December 24, 2012 12:00 pm

007Skyfall humbly celebrates 50 years of the great 007, and it is an anniversary not to be missed. Sam Mendes courageously depicts Bond as an agent aging, now unable to perform all the tricks of a young recruit. Not only are Bond’s physical downfalls on show for all to see, but we are also hurled into Bond’s past, faced with the question; what does this indestructible man really have? After his supposed death, having no permanent partner or children, Bond’s apartment is sold, and of course, there are no parents to be notified.

His advancing years is not to say there isn’t the odd action-packed chase scene or dramatic explosion–it is a Bond film after all–and they are hooking.

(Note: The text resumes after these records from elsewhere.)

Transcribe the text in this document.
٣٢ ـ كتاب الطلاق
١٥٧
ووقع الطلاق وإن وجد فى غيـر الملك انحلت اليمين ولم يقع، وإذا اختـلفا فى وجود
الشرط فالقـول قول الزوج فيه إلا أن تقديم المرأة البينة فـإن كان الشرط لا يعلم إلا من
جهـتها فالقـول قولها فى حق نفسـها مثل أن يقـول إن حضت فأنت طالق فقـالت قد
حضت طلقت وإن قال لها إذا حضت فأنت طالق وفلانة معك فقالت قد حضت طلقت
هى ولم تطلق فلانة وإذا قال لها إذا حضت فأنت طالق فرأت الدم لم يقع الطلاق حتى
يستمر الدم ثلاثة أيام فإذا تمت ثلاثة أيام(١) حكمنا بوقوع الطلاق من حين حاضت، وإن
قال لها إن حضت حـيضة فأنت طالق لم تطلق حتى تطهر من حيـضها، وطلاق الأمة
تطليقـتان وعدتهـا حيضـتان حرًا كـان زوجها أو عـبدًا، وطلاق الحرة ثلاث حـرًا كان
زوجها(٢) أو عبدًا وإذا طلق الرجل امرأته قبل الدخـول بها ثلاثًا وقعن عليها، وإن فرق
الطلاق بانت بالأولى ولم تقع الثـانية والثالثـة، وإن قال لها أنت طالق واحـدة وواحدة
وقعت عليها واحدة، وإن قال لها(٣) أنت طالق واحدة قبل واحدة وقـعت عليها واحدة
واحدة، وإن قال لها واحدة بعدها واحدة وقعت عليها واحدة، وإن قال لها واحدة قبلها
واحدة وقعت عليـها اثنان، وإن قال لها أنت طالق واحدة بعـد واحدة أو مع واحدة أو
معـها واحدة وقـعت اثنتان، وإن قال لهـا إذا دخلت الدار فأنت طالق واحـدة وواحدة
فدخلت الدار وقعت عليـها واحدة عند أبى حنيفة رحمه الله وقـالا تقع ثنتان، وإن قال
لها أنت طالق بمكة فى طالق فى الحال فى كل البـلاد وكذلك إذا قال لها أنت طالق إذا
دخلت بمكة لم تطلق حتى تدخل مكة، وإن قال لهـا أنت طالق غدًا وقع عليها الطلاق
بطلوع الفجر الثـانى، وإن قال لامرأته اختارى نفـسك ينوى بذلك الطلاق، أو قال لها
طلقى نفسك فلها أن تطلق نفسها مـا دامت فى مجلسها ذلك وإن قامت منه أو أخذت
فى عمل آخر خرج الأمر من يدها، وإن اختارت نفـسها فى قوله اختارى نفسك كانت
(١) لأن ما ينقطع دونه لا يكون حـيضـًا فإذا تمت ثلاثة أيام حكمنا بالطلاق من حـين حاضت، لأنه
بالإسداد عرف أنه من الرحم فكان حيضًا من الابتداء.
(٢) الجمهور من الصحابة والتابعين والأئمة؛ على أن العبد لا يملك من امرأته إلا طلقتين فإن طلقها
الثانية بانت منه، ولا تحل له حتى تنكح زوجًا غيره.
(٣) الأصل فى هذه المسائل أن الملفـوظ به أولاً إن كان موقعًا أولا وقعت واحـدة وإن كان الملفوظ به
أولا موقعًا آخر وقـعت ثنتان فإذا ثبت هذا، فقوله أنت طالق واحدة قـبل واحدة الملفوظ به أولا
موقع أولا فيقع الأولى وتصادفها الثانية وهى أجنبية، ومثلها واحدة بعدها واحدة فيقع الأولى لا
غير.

I found myself genially holding back from screaming survival instructions at the characters. I mean Bond gets a train basically hurled at him!

Skyfall

Javier Bardem, as Silva, makes a spine chilling, and amusing, baddie with his brilliantly casual attitude to single-handedly destroying MI6. He is also surprisingly charismatic as he almost flirts with the enemy. Silva is child-like; a bittersweet bad guy, who seems to both idolise and hate M (Judy Dench), treating her as his mother and him the naughty boy. He is scary, but in a somewhat alluring way. 
That’s the great thing about Skyfall, it is different.

MI6 is no longer destroying the baddies in the bat of an eyelash. It’s in dangerous waters and it’s not just Bond deemed unfit for duty, but the whole department. There is also controversy as to whether M is capable of holding her position due to her age, highly relevant to prejudice that thrives in workplaces of all kind.

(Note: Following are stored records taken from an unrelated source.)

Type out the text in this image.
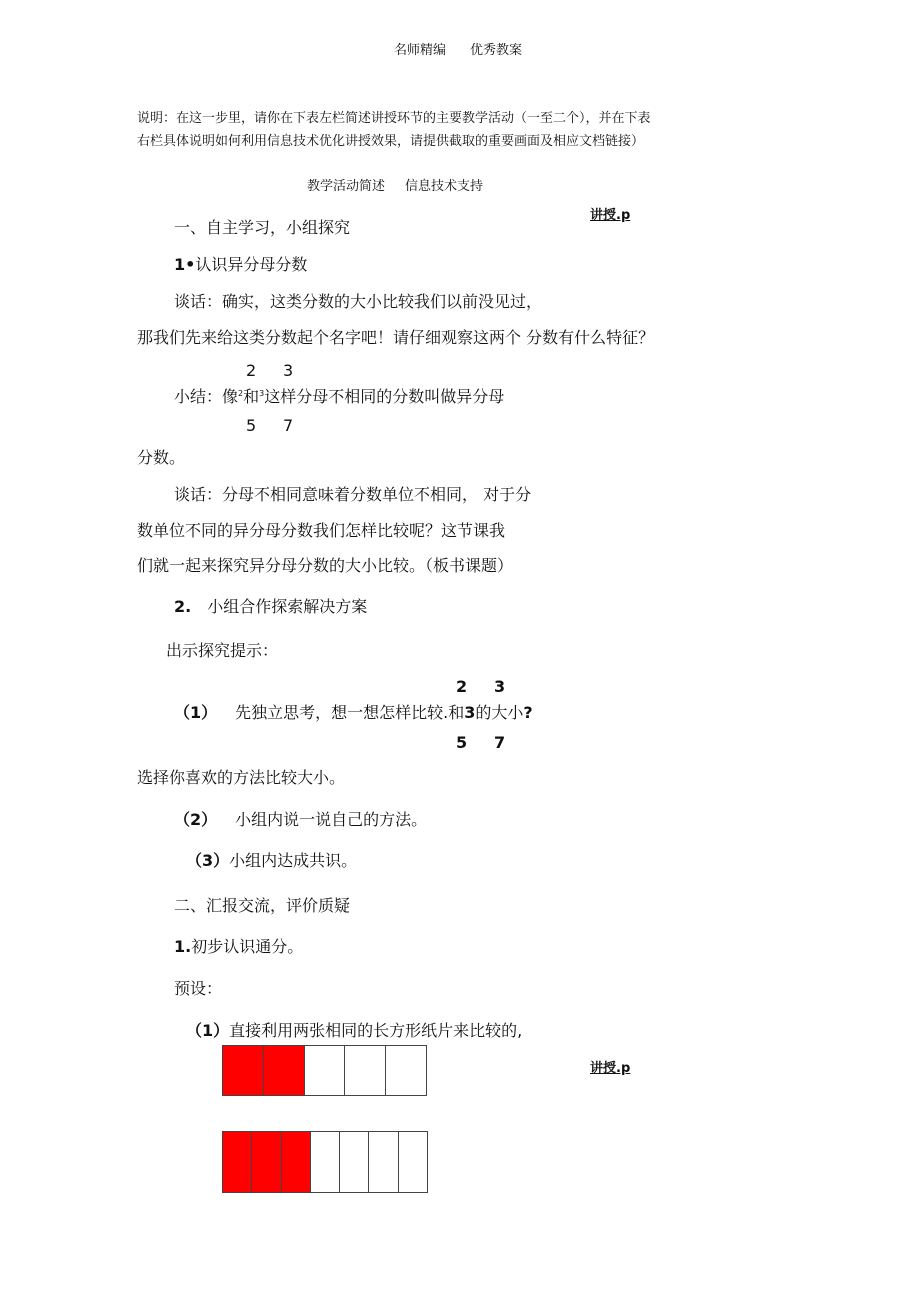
名师精编 优秀教案
说明：在这一步里，请你在下表左栏简述讲授环节的主要教学活动（一至二个），并在下表
右栏具体说明如何利用信息技术优化讲授效果，请提供截取的重要画面及相应文档链接）
教学活动简述 信息技术支持
讲授.p
讲授.p
一、自主学习，小组探究
1•认识异分母分数
谈话：确实，这类分数的大小比较我们以前没见过，
那我们先来给这类分数起个名字吧！请仔细观察这两个 分数有什么特征？
2 3
小结：像$^2$和$^3$这样分母不相同的分数叫做异分母
5 7
分数。
谈话：分母不相同意味着分数单位不相同， 对于分
数单位不同的异分母分数我们怎样比较呢？这节课我
们就一起来探究异分母分数的大小比较。（板书课题）
2. 小组合作探索解决方案
出示探究提示：
2 3
（1） 先独立思考，想一想怎样比较.和3的大小?
5 7
选择你喜欢的方法比较大小。
（2） 小组内说一说自己的方法。
（3）小组内达成共识。
二、汇报交流，评价质疑
1.初步认识通分。
预设：
（1）直接利用两张相同的长方形纸片来比较的,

We are given a glimpse into Bond’s childhood, something I am told we are not often invited to see. For all Bond’s perceptible strengths, we overlook the fact that he is an orphaned child, which we are reminded of when taken back to his childhood home, Skyfall. A particularly tear-jerking moment is when a dusty brick room is shown, where the young Bond hid for days on end after hearing of his parents’ death. We then watch him delighting blowing up the house and all its memories.

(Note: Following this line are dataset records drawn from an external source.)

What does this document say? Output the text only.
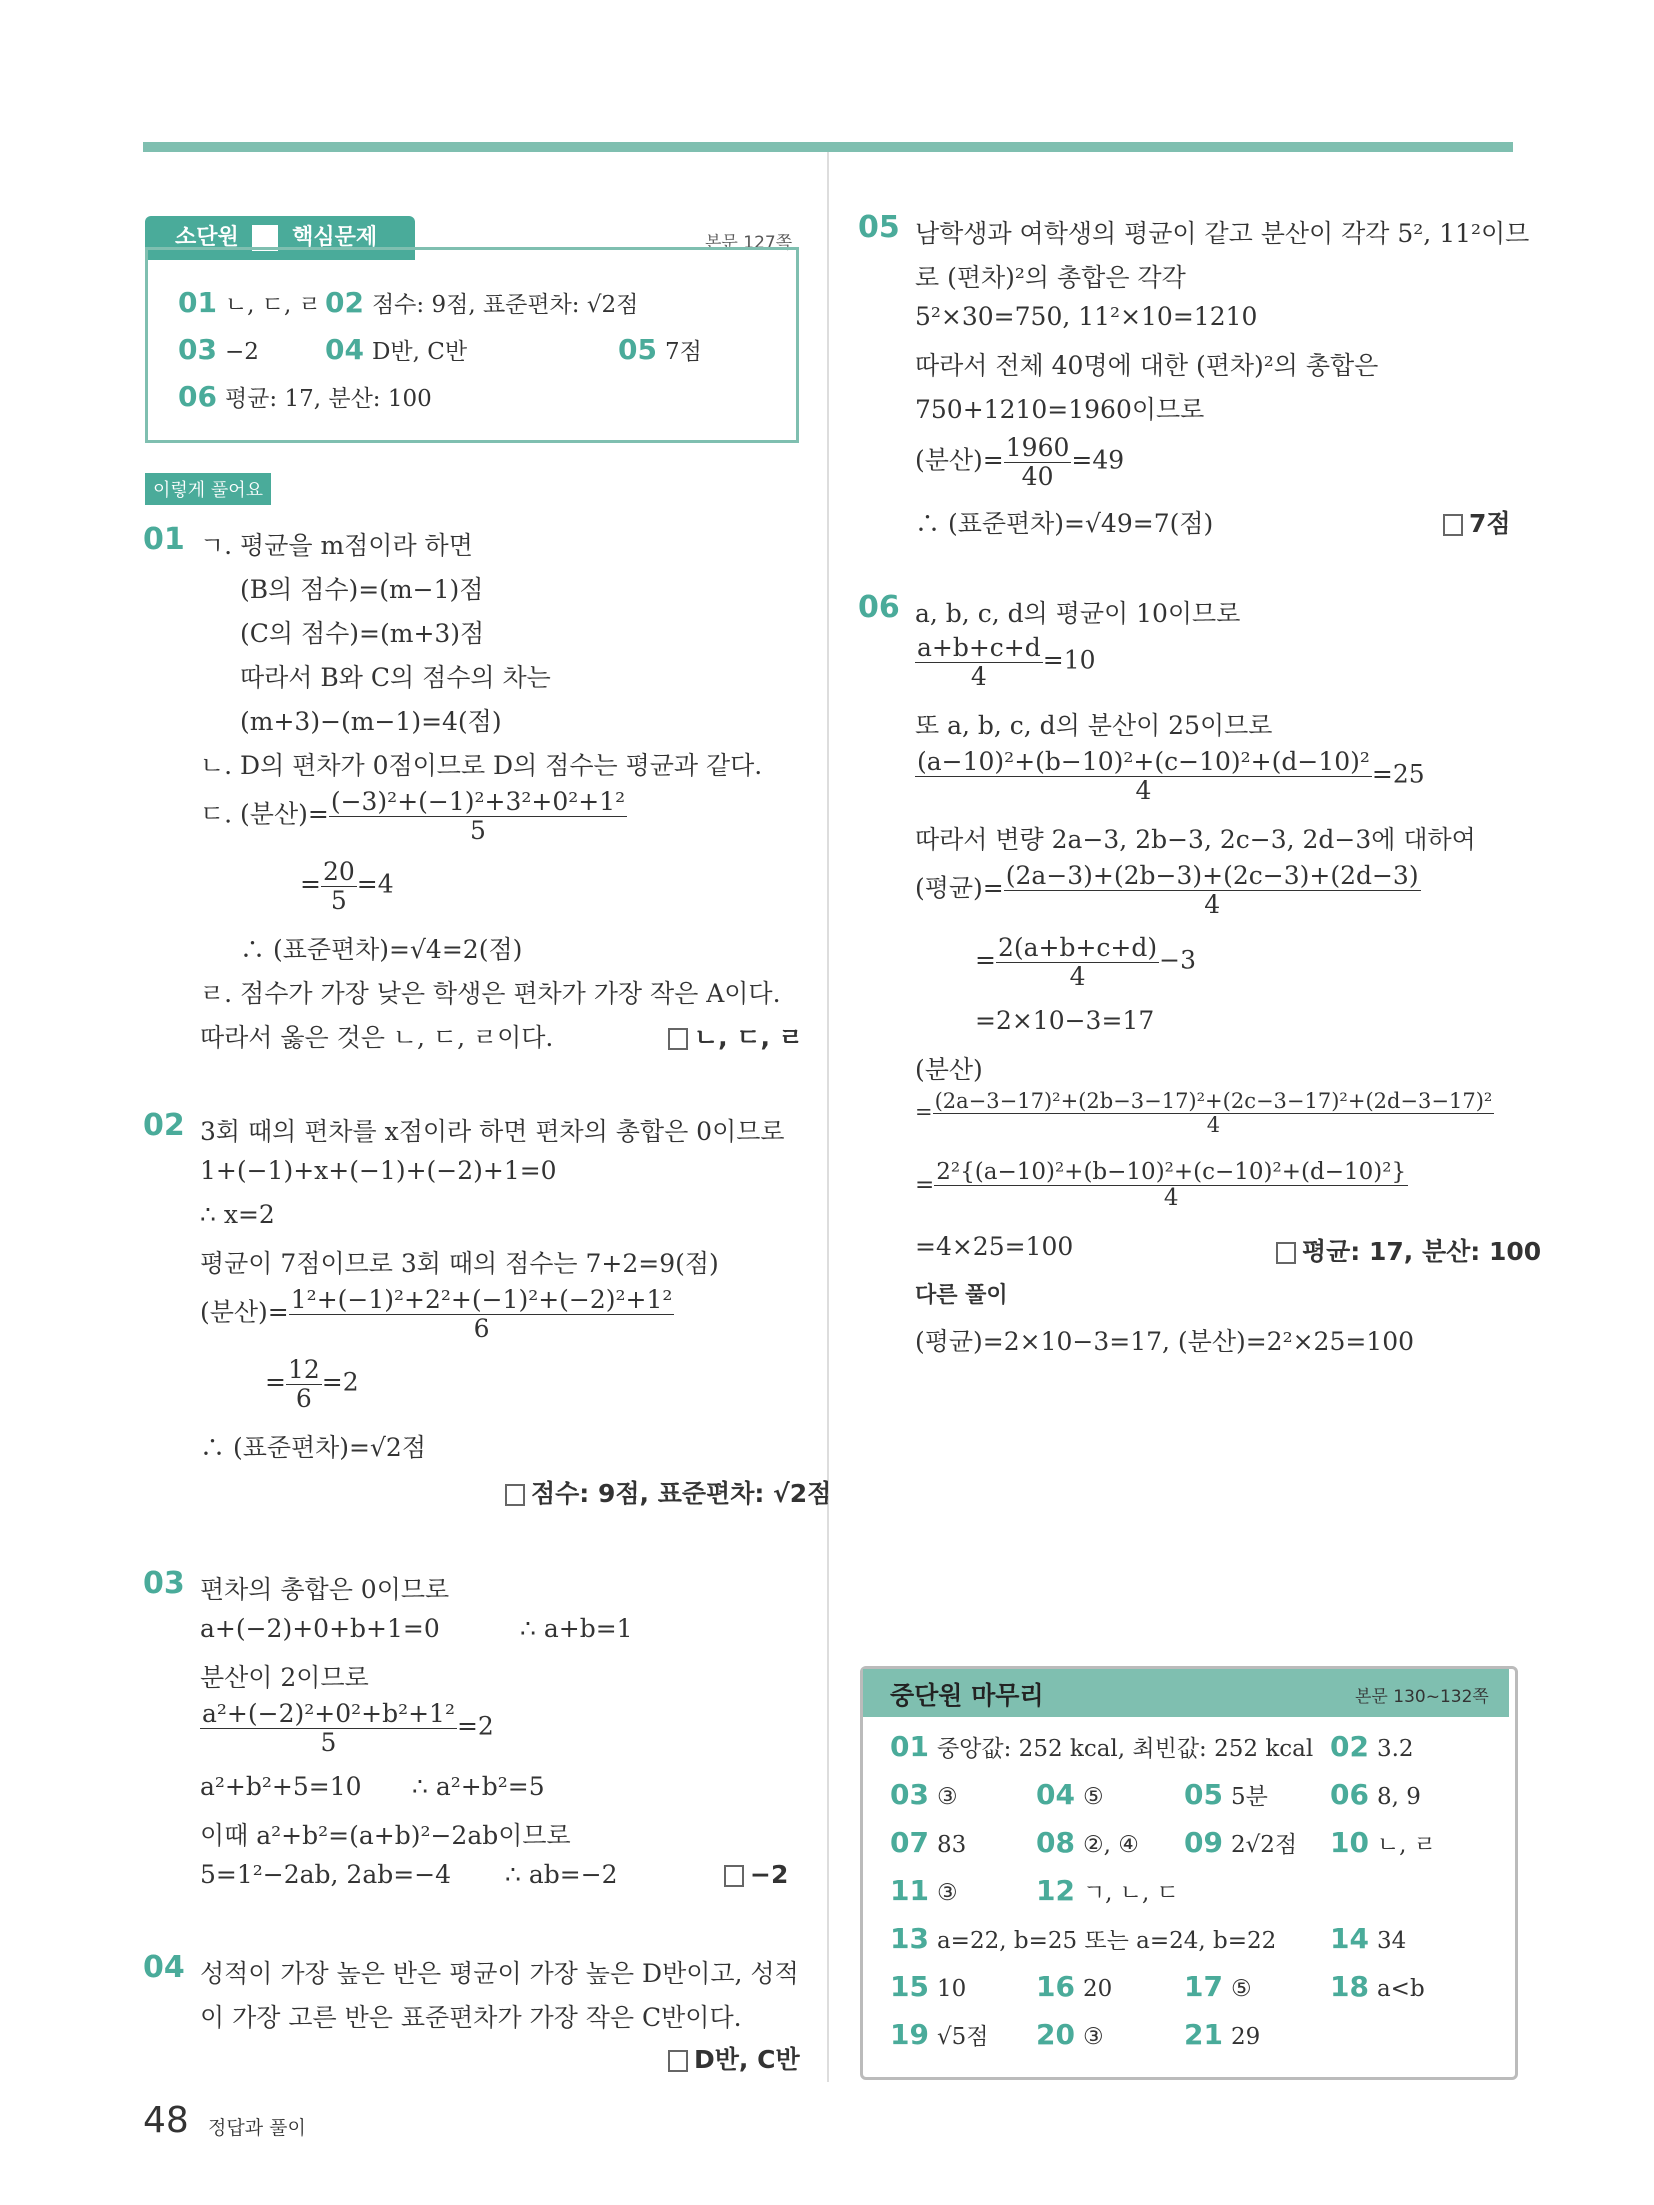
소단원 핵심문제	본문 127쪽
01 ㄴ, ㄷ, ㄹ 02 점수: 9점, 표준편차: √2점
03 −2 04 D반, C반	05 7점
06 평균: 17, 분산: 100
이렇게 풀어요
01 ㄱ. 평균을 m점이라 하면
(B의 점수)=(m−1)점
(C의 점수)=(m+3)점
따라서 B와 C의 점수의 차는
(m+3)−(m−1)=4(점)
ㄴ. D의 편차가 0점이므로 D의 점수는 평균과 같다.
ㄷ. (분산)= $\frac{\text{(−3)²+(−1)²+3²+0²+1²}}{5}$
= $\frac{20}{5} =4$
∴ (표준편차)=√4=2(점)
ㄹ. 점수가 가장 낮은 학생은 편차가 가장 작은 A이다.
따라서 옳은 것은 ㄴ, ㄷ, ㄹ이다.	ㄴ, ㄷ, ㄹ
02 3회 때의 편차를 x점이라 하면 편차의 총합은 0이므로
1+(−1)+x+(−1)+(−2)+1=0
∴ x=2
평균이 7점이므로 3회 때의 점수는 7+2=9(점)
(분산)= $\frac{\text{1²+(−1)²+2²+(−1)²+(−2)²+1²}}{6}$
= $\frac{12}{6} =2$
∴ (표준편차)=√2점
점수: 9점, 표준편차: √2점
03 편차의 총합은 0이므로
a+(−2)+0+b+1=0	∴ a+b=1
분산이 2이므로
$\frac{\text{a²+(−2)²+0²+b²+1²}}{5} =2$
a²+b²+5=10 ∴ a²+b²=5
이때 a²+b²=(a+b)²−2ab이므로
5=1²−2ab, 2ab=−4 ∴ ab=−2	−2
04 성적이 가장 높은 반은 평균이 가장 높은 D반이고, 성적
이 가장 고른 반은 표준편차가 가장 작은 C반이다.
D반, C반
05 남학생과 여학생의 평균이 같고 분산이 각각 5², 11²이므
로 (편차)²의 총합은 각각
5²×30=750, 11²×10=1210
따라서 전체 40명에 대한 (편차)²의 총합은
750+1210=1960이므로
(분산)= $\frac{1960}{40} =49$
∴ (표준편차)=√49=7(점)	7점
06 a, b, c, d의 평균이 10이므로
$\frac{a+b+c+d}{4} =10$
또 a, b, c, d의 분산이 25이므로
$\frac{\text{(a−10)²+(b−10)²+(c−10)²+(d−10)²}}{4} =25$
따라서 변량 2a−3, 2b−3, 2c−3, 2d−3에 대하여
(평균)= $\frac{(2a-3)+(2b-3)+(2c-3)+(2d-3)}{4}$
= $\frac{2(a+b+c+d)}{4} -3$
=2×10−3=17
(분산)
= $\frac{\text{(2a−3−17)²+(2b−3−17)²+(2c−3−17)²+(2d−3−17)²}}{4}$
= $\frac{\text{2²\{(a−10)²+(b−10)²+(c−10)²+(d−10)²\}}}{4}$
=4×25=100	평균: 17, 분산: 100
다른 풀이
(평균)=2×10−3=17, (분산)=2²×25=100
중단원 마무리	본문 130~132쪽
01 중앙값: 252 kcal, 최빈값: 252 kcal 02 3.2
03 ③	04 ⑤	05 5분 06 8, 9
07 83 08 ②, ④ 09 2√2점 10 ㄴ, ㄹ
11 ③	12 ㄱ, ㄴ, ㄷ
13 a=22, b=25 또는 a=24, b=22 14 34
15 10 16 20	17 ⑤	18 a<b
19 √5점 20 ③	21 29
48 정답과 풀이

Skyfall is just what Britain needs to boost its film industry and compete with America’s huge dominance. It contains Britain’s wonderfully dry sense of humour, a brilliant soundtrack from British singer Adele, it was filmed almost entirely in Britain and contains a mostly British cast—not  to mention plenty of upper body shots of Daniel Craig, proving not all British men look like Frank Gallagher. It also contains a wonderfully unusual animated Banksy-style scene, quite surreal for a Bond film. 
Coming from someone completely impartial to the James Bond hype, having seen none of the previous films, I would definitely recommend it.